Sunday, November 6, 2011

Wall Street Set to End the Week Down

Stocks were lower in Europe and on Wall Street on Friday as the Group of 20 nations ended a summit meeting with little apparent headway in resolving Europe’s debt crisis.


A jobs report that showed modest gains but still sluggish growth in the United States did little to improve sentiment.

Equities markets in the United States were on track to record a cumulative loss of at least 2 percent for the week, after gaining more than 3 percent last week, as the markets continue to gyrate along with events in Europe.

Prime Minister George A. Papandreou of Greece faced a confidence vote on Friday after calling off a referendum on Greece’s new rescue deal with its international creditors. Meanwhile, a meeting in France of G-20 leaders wrapped up without bringing in commitments of funds to prop up Europe’s bailout fund.

While the debt crisis in Europe has unsettled global financial markets for more than a year, analysts were also watching on Friday for any insight that the monthly jobs report in the United States would provide on the pace of the nation’s recovery.

But it revealed only a modest improvement. The Department of Labor reported that employers in the United States added 80,000 jobs in October, slightly below economists’ forecasts, compared with 158,000 jobs in September.

The Euro Stoxx 50 index, a barometer of euro zone blue chips, closed down 2.4 percent. The German DAX was down 2.7 percent and the CAC 40 in Paris was down 2.2 percent. The FTSE 100 index in London ended the day 0.3 percent lower.

In afternoon trading on Wall Street, the Standard & Poor’s 500-stock index was down about 1 percent, as was the Dow Jones industrial average. The Nasdaq composite index was down 0.7 percent.

The United States benchmark 10-year bond yield was 2.052 percent, compared with 2.074 percent on Thursday.

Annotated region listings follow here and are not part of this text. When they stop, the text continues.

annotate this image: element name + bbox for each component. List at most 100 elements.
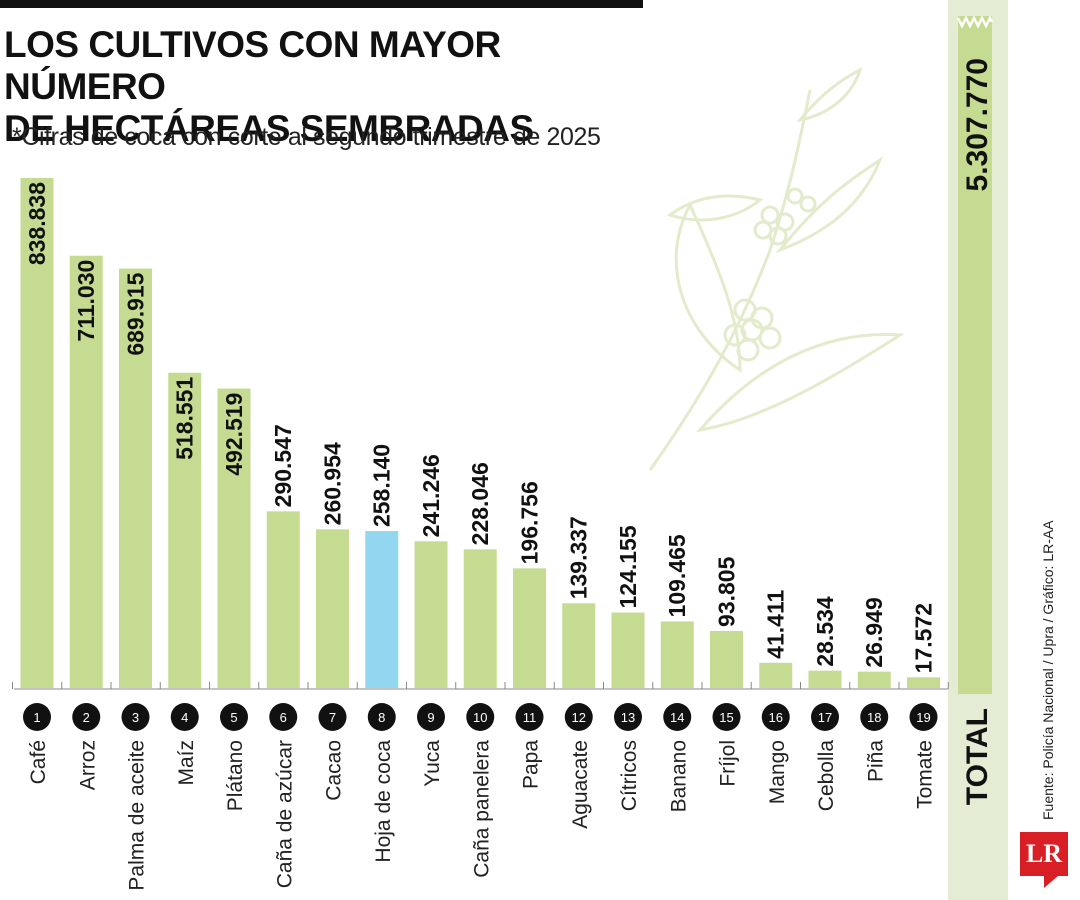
category-label: Cacao	[323, 740, 346, 801]
bar-value-label: 196.756	[517, 481, 543, 564]
category-label: Café	[27, 740, 50, 784]
bar	[119, 268, 152, 688]
rank-number: 13	[621, 710, 635, 725]
bar-value-label: 26.949	[861, 597, 887, 667]
rank-circle	[170, 703, 199, 731]
rank-circle	[367, 703, 396, 731]
lr-logo-tail	[1044, 876, 1058, 888]
bar-value-label: 41.411	[763, 590, 789, 659]
rank-number: 2	[83, 710, 90, 725]
bar	[168, 372, 202, 688]
bar	[710, 630, 743, 688]
bar-value-label: 838.838	[24, 182, 50, 265]
category-label: Caña de azúcar	[273, 740, 296, 888]
rank-number: 16	[769, 710, 783, 725]
bar-value-label: 93.805	[714, 556, 740, 627]
rank-number: 8	[378, 710, 385, 725]
category-label: Arroz	[76, 740, 99, 790]
rank-number: 18	[867, 710, 881, 725]
category-label: Cítricos	[618, 740, 641, 811]
chart-title: LOS CULTIVOS CON MAYOR NÚMERO DE HECTÁRE…	[4, 24, 644, 150]
chart-subtitle: *Cifras de coca con corte al segundo tri…	[12, 123, 601, 151]
rank-circle	[72, 703, 101, 731]
bar-value-label: 492.519	[221, 393, 247, 476]
rank-circle	[23, 703, 51, 731]
rank-number: 1	[33, 710, 40, 725]
bar	[266, 511, 300, 688]
bars-group	[20, 178, 940, 688]
bar-value-label: 109.465	[664, 534, 690, 617]
rank-circle	[614, 703, 642, 731]
bar-value-label: 139.337	[566, 516, 592, 599]
bar	[414, 541, 448, 688]
category-label: Banano	[667, 740, 690, 812]
rank-number: 6	[280, 710, 287, 725]
category-label: Plátano	[224, 740, 247, 811]
total-label: TOTAL	[961, 708, 994, 805]
total-group: 5.307.770 TOTAL	[956, 15, 994, 805]
rank-circle	[712, 703, 741, 731]
bar	[217, 388, 251, 688]
bar	[562, 603, 596, 688]
category-label: Papa	[520, 740, 543, 789]
axis-group	[12, 682, 949, 690]
bar	[808, 670, 842, 688]
rank-circle	[860, 703, 889, 731]
bar	[857, 671, 891, 688]
bar	[365, 531, 399, 688]
coffee-branch-illustration	[648, 67, 905, 471]
rank-number: 11	[523, 710, 537, 725]
category-label: Aguacate	[569, 740, 592, 829]
rank-circle	[269, 703, 298, 731]
category-label: Cebolla	[815, 740, 838, 812]
total-bar-break-mark	[956, 15, 994, 29]
bar-value-label: 28.534	[812, 596, 838, 667]
category-label: Palma de aceite	[126, 740, 149, 891]
rank-circle	[220, 703, 248, 731]
bar	[463, 549, 497, 688]
top-rule	[0, 0, 643, 8]
rank-number: 15	[719, 710, 733, 725]
category-label: Mango	[766, 740, 789, 804]
bar	[316, 529, 349, 688]
rank-circle	[811, 703, 839, 731]
category-label: Maíz	[175, 740, 198, 786]
bar-value-label: 241.246	[418, 454, 444, 537]
source-note: Fuente: Policía Nacional / Upra / Gráfic…	[1040, 520, 1056, 820]
bar-value-label: 228.046	[467, 462, 493, 545]
rank-number: 7	[329, 710, 336, 725]
rank-number: 9	[427, 710, 434, 725]
bar-value-label: 17.572	[911, 603, 937, 673]
rank-number: 3	[132, 710, 139, 725]
bar-value-label: 711.030	[73, 260, 99, 342]
category-label: Piña	[864, 740, 887, 782]
rank-circle	[466, 703, 495, 731]
bar	[660, 621, 694, 688]
rank-circle	[564, 703, 593, 731]
rank-circle	[761, 703, 790, 731]
lr-logo: LR	[1020, 832, 1068, 876]
bar	[611, 612, 645, 688]
bar-value-label: 260.954	[320, 442, 346, 525]
rank-circle	[121, 703, 150, 731]
category-label: Caña panelera	[470, 740, 493, 878]
rank-circle	[909, 703, 938, 731]
bar-value-label: 689.915	[123, 272, 149, 355]
title-line-1: LOS CULTIVOS CON MAYOR NÚMERO	[4, 24, 501, 107]
rank-circle	[663, 703, 692, 731]
rank-number: 5	[230, 710, 237, 725]
title-line-2: DE HECTÁREAS SEMBRADAS	[4, 108, 534, 149]
bar	[20, 178, 54, 688]
rank-number: 14	[670, 710, 684, 725]
rank-number: 10	[473, 710, 487, 725]
rank-number: 17	[818, 710, 832, 725]
bar	[513, 568, 546, 688]
bar	[759, 662, 793, 688]
rank-number: 4	[181, 710, 188, 725]
category-label: Hoja de coca	[372, 740, 395, 863]
bar-value-label: 518.551	[172, 377, 198, 460]
rank-circle	[318, 703, 347, 731]
category-label: Fríjol	[717, 740, 740, 787]
bar-value-label: 124.155	[615, 525, 641, 608]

Financial stocks were down 1.5 percent in the United States, the worst performing sector on the broader market.

Following the bankruptcy filing this week of MF Global in the United States, “investors are watching their backs for other troubled financials,” said Guy LeBas, the chief fixed income strategist for Janney Montgomery Scott.

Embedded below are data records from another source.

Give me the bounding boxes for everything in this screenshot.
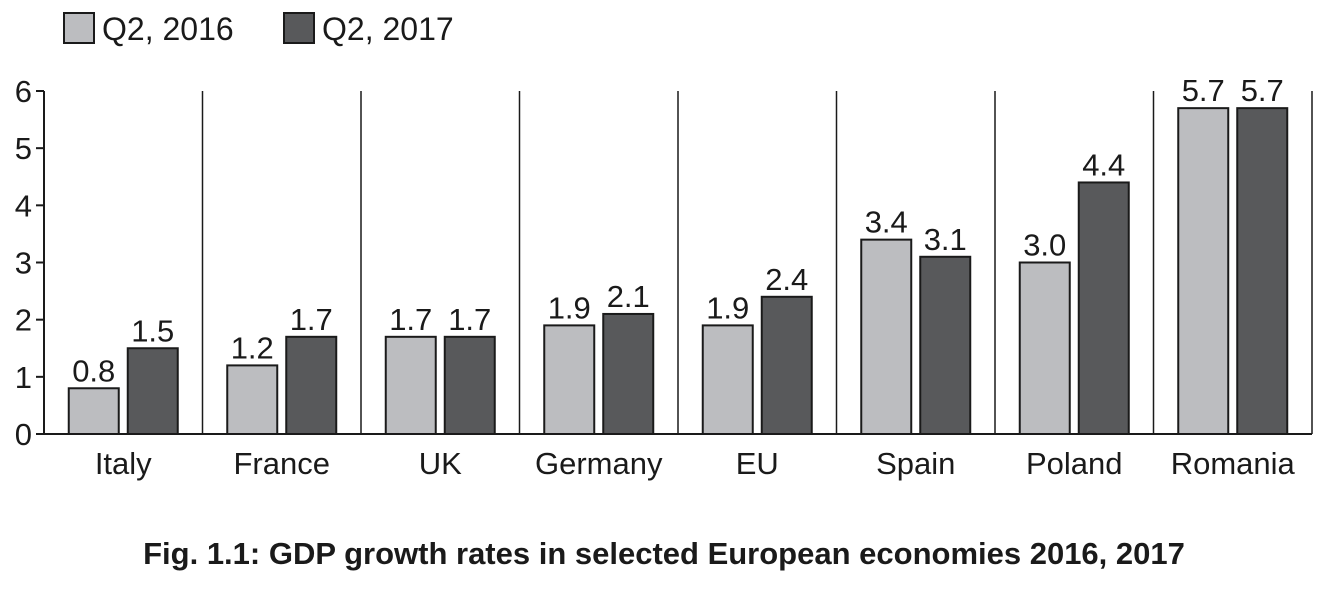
- bar-value-label: 2.1: [607, 279, 650, 314]
- x-tick-label: EU: [736, 446, 779, 481]
- bar: [67, 387, 120, 435]
- bar-value-label: 3.4: [865, 205, 908, 240]
- bar-value-label: 1.7: [448, 302, 491, 337]
- y-tick-label: 5: [15, 131, 32, 166]
- bar-value-label: 1.5: [131, 313, 174, 348]
- bar: [760, 295, 813, 435]
- y-tick-label: 3: [15, 246, 32, 281]
- x-tick-label: Germany: [535, 446, 663, 481]
- bar-value-label: 2.4: [765, 262, 808, 297]
- bar: [602, 312, 655, 436]
- bar: [701, 324, 754, 435]
- bar: [1077, 181, 1130, 435]
- bar: [1177, 107, 1230, 436]
- bar-value-label: 3.1: [924, 222, 967, 257]
- x-tick-label: France: [234, 446, 330, 481]
- bar-value-label: 3.0: [1023, 228, 1066, 263]
- bar-value-label: 5.7: [1241, 73, 1284, 108]
- bar: [226, 364, 279, 435]
- y-tick-label: 2: [15, 303, 32, 338]
- x-tick-label: Poland: [1026, 446, 1123, 481]
- bar: [919, 255, 972, 435]
- x-tick-label: UK: [419, 446, 462, 481]
- bar-value-label: 5.7: [1182, 73, 1225, 108]
- legend-label: Q2, 2017: [322, 11, 454, 47]
- bar: [384, 335, 437, 436]
- x-tick-label: Italy: [95, 446, 152, 481]
- bar: [860, 238, 913, 435]
- legend-swatch: [63, 12, 95, 44]
- bar-value-label: 1.2: [231, 330, 274, 365]
- figure-caption: Fig. 1.1: GDP growth rates in selected E…: [143, 536, 1185, 571]
- legend-label: Q2, 2016: [102, 11, 234, 47]
- y-tick-label: 6: [15, 74, 32, 109]
- bar-value-label: 1.7: [290, 302, 333, 337]
- x-tick-label: Spain: [876, 446, 955, 481]
- bar-chart: Q2, 2016 Q2, 2017 0 1 2 3 4 5 6 0.8 1.5 Italy 1.2 1.7…: [15, 11, 1313, 481]
- y-tick-label: 4: [15, 188, 32, 223]
- bar-value-label: 1.7: [389, 302, 432, 337]
- bar-value-label: 4.4: [1082, 147, 1125, 182]
- bar: [443, 335, 496, 436]
- y-tick-label: 0: [15, 417, 32, 452]
- x-tick-label: Romania: [1171, 446, 1296, 481]
- bar: [1236, 107, 1289, 436]
- bar-value-label: 1.9: [548, 290, 591, 325]
- bar: [1018, 261, 1071, 435]
- bar: [126, 347, 179, 435]
- legend-swatch: [283, 12, 315, 44]
- bar: [285, 335, 338, 436]
- bar-value-label: 1.9: [706, 290, 749, 325]
- bar-value-label: 0.8: [72, 353, 115, 388]
- bar: [543, 324, 596, 435]
- y-tick-label: 1: [15, 360, 32, 395]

Also this week, borrowing costs in Europe for the most troubled economies have been pushing up again to worrying levels.

Italian bonds, among the most pressured, have hit yield levels that mark the most expensive 10-year money the country has borrowed since joining the euro, making it even more difficult to reduce the overall debt load.

On Friday, the yield on 10-year bonds in Italy climbed again to 6.35 percent, up from 6.181 percent.

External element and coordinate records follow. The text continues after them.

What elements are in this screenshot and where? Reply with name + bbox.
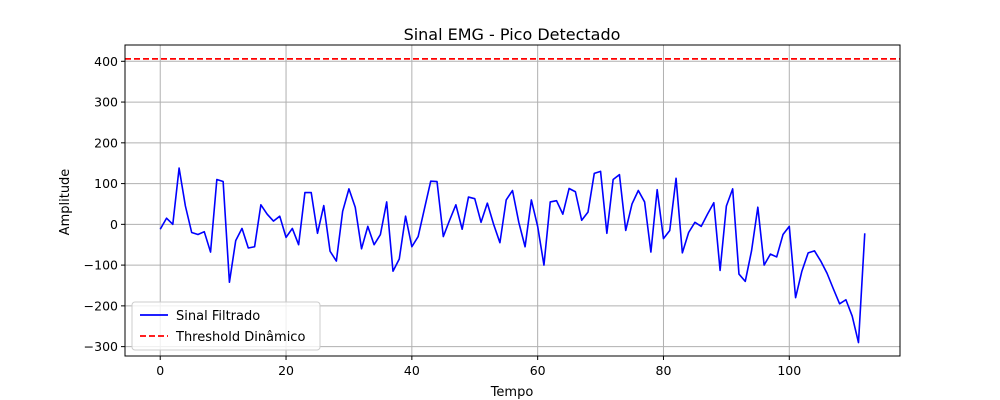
y-tick-label: 400	[94, 54, 118, 69]
legend-box	[131, 301, 321, 351]
chart-title: Sinal EMG - Pico Detectado	[404, 25, 621, 44]
x-tick-label: 100	[777, 363, 801, 378]
legend-label-sinal-filtrado: Sinal Filtrado	[176, 309, 260, 324]
y-tick-label: 300	[94, 95, 118, 110]
signal-line	[159, 167, 866, 344]
legend-label-threshold: Threshold Dinâmico	[175, 330, 305, 345]
x-axis-ticks: 0 20 40 60 80 100	[156, 356, 801, 378]
legend: Sinal Filtrado Threshold Dinâmico	[131, 301, 321, 351]
y-tick-label: −300	[84, 339, 118, 354]
x-axis-label: Tempo	[490, 385, 534, 400]
y-axis-ticks: −300 −200 −100 0 100 200 300 400	[84, 54, 125, 354]
y-tick-label: −100	[84, 258, 118, 273]
y-tick-label: −200	[84, 298, 118, 313]
x-tick-label: 20	[278, 363, 294, 378]
y-tick-label: 200	[94, 135, 118, 150]
plot-frame	[124, 44, 901, 357]
y-tick-label: 100	[94, 176, 118, 191]
x-tick-label: 80	[656, 363, 672, 378]
y-axis-label: Amplitude	[58, 169, 73, 236]
x-tick-label: 0	[156, 363, 164, 378]
series-layer	[159, 167, 866, 344]
x-tick-label: 40	[404, 363, 420, 378]
y-tick-label: 0	[110, 217, 118, 232]
x-tick-label: 60	[530, 363, 546, 378]
grid	[125, 45, 900, 356]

Mr. LeBas said that it could be a combination of factors causing bond prices to decline, including the “dragging on” of the uncertainty in Greece and the inability of the G-20 leaders to muster funds for the European bailout. One step that emerged from the G-20 meeting, however, was Italy’s decision to have the International Monetary Fund monitor its belt-tightening efforts.

“Looking ahead, while Greece is front and center now, the core problem for the euro zone is how to mitigate contagion to Italy,” said currency strategists from Brown Brothers Harriman in a research note. The euro was $1.3759 on Friday, down from $1.3823 on Thursday.

In addition to Europe and the economic data in the United States, investors have also been scrutinizing corporate reports, which in recent weeks have somewhat steadied the American market amid the turmoil that filtered through from the euro zone.

On Friday, all of the major sectors in the broader market were lower, but some companies appeared to curb any steeper declines.

Starbucks, for example, was up more than 7 percent after delivering fiscal fourth quarter earnings that beat estimates, and was the most widely traded stock of the consumer companies, propping them up as a group which fell less than 1 percent.

Genworth Financial, for its part, was one of the most widely traded stocks, and one of the few to rise, in the financial sector. Its share hurtled past 16 percent after reporting better-than-expected third-quarter earnings per share.

Groupon Inc. shares were up more than 40 percent at $28.80 at one point during Friday’s session, its trading debut.